I'm not going to "blast" you, I'm simply going to state that I think your analysis is wrong. There is a significant moral difference between "sacrificing oneself" such as in a battle, and committing suicide.
The "sacrificing oneself" that I think you're talking about would be a scenario such as throwing oneself on a hand grenade to protect one's compatriots. Such an analogy forgets that someone else threw the hand grenade with the intent of killing. The person who commits the sacrifice is responding to that malevolent act. Their intent was not to kill oneself, it was to save others.
Suicide, on the other hand, is an act committed with the intent of killing oneself. It's a final denial of God's grace and of hope.
Obviously, you can't punish someone who has committed suicide, at least in the secular sense.
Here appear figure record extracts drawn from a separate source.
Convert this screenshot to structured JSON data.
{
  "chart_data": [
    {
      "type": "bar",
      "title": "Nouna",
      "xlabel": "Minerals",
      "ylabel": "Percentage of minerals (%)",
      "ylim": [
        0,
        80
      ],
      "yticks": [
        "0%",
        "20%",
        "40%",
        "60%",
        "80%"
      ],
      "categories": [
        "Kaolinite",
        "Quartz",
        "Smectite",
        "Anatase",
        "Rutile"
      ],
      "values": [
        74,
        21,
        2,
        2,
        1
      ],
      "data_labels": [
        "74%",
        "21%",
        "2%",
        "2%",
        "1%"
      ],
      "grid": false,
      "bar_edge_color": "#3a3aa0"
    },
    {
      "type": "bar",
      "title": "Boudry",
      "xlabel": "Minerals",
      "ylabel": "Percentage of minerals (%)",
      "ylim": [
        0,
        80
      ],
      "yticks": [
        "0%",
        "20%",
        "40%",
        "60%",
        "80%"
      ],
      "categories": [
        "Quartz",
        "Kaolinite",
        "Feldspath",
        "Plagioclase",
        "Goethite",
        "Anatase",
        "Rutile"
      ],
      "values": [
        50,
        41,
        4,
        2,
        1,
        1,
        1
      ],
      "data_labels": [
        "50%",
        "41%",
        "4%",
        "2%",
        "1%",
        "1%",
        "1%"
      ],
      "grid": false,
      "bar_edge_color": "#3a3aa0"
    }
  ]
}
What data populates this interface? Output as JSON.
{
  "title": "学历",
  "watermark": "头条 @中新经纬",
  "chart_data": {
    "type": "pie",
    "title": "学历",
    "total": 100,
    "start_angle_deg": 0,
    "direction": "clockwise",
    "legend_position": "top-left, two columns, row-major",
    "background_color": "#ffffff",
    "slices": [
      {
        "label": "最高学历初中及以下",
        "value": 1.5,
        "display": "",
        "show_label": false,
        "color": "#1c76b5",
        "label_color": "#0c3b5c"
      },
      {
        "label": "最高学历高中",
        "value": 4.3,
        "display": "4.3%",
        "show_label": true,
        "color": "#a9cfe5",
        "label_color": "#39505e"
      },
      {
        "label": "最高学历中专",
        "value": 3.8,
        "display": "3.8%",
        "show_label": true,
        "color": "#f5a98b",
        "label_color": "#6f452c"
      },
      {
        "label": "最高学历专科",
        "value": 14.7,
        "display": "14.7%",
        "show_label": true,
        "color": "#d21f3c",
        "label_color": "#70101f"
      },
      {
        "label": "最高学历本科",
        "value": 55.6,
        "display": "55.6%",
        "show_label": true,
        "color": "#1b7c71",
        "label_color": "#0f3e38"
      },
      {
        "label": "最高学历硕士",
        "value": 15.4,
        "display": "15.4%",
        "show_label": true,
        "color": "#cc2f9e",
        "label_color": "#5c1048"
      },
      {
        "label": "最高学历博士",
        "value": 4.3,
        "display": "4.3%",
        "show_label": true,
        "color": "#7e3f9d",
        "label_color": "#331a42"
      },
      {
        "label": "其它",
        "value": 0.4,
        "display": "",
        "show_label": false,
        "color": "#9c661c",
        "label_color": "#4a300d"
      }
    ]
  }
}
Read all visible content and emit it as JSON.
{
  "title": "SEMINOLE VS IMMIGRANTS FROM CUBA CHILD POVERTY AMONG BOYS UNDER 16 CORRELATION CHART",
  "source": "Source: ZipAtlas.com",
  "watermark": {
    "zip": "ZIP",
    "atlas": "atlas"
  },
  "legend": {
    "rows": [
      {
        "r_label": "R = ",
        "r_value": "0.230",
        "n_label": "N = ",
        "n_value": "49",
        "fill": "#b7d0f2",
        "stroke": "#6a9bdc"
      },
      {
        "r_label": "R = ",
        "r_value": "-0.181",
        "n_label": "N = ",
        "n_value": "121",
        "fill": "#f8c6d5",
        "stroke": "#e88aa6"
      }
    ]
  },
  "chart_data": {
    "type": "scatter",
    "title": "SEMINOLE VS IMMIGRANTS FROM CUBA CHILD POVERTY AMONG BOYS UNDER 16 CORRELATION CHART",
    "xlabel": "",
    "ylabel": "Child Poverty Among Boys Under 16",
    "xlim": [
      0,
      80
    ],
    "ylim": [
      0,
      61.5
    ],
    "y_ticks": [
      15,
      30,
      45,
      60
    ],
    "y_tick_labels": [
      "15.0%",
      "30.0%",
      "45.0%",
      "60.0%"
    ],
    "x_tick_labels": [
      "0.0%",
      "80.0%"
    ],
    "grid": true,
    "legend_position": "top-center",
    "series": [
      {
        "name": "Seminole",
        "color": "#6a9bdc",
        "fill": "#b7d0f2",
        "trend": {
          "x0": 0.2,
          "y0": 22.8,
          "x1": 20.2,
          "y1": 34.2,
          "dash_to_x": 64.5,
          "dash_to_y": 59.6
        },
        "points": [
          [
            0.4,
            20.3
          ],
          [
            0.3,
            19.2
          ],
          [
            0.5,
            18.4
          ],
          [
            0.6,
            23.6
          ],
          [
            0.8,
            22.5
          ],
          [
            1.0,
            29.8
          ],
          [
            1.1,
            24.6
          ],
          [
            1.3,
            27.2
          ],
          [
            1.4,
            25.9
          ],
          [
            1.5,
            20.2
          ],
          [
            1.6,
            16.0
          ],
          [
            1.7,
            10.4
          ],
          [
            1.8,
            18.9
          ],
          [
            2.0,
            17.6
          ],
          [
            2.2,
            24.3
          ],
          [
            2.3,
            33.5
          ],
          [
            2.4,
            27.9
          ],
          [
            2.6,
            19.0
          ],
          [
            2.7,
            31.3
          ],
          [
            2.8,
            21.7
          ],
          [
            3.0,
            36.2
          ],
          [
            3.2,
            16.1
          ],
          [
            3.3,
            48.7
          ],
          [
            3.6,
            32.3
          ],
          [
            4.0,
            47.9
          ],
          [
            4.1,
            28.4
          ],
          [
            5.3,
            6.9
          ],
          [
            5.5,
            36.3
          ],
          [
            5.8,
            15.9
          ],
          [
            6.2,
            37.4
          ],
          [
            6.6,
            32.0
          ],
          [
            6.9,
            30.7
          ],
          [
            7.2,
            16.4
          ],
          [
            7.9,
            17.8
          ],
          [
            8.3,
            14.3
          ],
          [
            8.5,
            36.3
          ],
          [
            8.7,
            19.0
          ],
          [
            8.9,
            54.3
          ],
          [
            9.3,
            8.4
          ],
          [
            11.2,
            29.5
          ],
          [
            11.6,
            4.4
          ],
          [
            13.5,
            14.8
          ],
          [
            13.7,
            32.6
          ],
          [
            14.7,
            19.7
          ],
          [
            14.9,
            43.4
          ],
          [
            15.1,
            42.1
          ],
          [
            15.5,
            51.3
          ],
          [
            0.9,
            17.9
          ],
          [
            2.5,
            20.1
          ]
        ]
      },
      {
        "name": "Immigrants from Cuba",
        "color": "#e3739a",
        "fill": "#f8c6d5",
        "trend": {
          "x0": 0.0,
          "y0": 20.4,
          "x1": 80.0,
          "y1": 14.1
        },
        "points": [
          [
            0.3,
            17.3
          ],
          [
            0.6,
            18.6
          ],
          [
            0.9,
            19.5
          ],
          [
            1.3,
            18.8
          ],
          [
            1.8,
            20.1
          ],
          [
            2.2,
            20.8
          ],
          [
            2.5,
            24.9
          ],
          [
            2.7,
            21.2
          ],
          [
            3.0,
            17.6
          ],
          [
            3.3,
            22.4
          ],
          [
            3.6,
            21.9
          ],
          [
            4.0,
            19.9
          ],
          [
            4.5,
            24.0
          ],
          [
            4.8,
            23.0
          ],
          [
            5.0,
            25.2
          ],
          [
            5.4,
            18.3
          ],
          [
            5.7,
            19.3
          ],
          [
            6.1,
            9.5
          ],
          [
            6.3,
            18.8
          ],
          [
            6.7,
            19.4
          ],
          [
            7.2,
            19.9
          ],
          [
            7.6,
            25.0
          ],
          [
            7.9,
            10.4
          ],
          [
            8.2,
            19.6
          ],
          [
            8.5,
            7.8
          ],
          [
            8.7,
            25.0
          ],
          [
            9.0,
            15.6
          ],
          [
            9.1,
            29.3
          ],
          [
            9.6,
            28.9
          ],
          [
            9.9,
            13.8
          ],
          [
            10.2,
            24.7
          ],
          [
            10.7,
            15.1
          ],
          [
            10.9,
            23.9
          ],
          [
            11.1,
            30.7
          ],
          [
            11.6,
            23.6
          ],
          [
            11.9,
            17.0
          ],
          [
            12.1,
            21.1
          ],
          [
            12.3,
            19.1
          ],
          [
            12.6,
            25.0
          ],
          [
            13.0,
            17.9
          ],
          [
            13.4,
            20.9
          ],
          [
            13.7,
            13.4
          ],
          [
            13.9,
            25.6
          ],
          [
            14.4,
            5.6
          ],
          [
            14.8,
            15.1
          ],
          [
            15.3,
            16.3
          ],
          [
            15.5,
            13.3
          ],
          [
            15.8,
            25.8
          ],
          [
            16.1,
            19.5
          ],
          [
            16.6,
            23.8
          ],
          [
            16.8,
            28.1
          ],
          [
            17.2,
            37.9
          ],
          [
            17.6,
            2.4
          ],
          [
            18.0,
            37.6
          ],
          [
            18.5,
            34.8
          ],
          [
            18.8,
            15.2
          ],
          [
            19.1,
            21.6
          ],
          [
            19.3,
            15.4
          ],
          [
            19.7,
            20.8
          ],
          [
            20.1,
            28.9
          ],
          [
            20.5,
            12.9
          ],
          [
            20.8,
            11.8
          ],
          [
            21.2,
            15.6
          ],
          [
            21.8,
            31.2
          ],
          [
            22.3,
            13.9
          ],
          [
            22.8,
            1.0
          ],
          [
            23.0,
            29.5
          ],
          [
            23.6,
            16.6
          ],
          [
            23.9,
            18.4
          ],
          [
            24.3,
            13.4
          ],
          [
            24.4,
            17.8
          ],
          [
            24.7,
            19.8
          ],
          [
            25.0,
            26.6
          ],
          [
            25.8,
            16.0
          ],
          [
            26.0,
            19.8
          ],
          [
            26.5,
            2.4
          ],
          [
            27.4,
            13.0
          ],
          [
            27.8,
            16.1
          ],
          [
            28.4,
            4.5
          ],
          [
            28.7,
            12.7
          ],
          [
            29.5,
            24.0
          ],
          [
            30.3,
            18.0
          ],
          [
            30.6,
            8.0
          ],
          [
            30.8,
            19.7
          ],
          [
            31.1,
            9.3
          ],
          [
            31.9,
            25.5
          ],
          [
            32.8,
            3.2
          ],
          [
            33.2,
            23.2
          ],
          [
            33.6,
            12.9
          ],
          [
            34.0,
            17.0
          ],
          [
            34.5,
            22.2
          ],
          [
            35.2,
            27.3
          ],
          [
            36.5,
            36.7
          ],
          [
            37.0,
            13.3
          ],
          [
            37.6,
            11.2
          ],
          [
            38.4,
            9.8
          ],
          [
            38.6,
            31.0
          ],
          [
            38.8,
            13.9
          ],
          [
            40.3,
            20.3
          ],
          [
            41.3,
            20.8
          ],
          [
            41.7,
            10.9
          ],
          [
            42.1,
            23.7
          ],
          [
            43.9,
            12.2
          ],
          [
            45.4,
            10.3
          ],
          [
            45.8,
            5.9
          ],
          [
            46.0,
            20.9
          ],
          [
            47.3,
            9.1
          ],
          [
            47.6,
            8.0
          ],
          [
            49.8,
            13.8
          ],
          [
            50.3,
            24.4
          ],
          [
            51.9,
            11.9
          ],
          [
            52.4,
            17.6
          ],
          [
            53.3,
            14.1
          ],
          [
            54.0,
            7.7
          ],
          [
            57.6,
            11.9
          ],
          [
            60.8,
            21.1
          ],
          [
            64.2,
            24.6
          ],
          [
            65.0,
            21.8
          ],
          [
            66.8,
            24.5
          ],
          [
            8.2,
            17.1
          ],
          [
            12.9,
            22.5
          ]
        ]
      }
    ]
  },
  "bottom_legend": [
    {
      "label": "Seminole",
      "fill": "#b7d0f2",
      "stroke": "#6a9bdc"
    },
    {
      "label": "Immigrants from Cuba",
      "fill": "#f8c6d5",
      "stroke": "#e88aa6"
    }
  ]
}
And it's not left to us to decide whether someone who has committed suicide will be "punished" in the hereafter. What happens in the hereafter is left to our Lord.
Where I view this as a "moral absolute" is the fact that this is a suicide industry. It's an industry that profits from human despair, and profits from the death of fellow human beings. Morally, I don't view it much differently than I would view operating an oven at Auschwitz.
That the individuals in pain and despair seek death "voluntarily" in Switzerland is of little consequence. Many of the internees in the death camps eventually sought death, and were all too willing to go when it was time. That did not render those who killed them any less culpable.
The Nazis did it for hate, and yes, for profit. The suicide industry does it for profit, and yes, for hate.
It's hard to see the moral absolute there. Perhaps you can.
I can pretty easily place most, and maybe all, assisted suicide into "wrong under any circumstance" category. But I think there can be times when dying sooner voluntarily might be the best choice if all your options are horrible.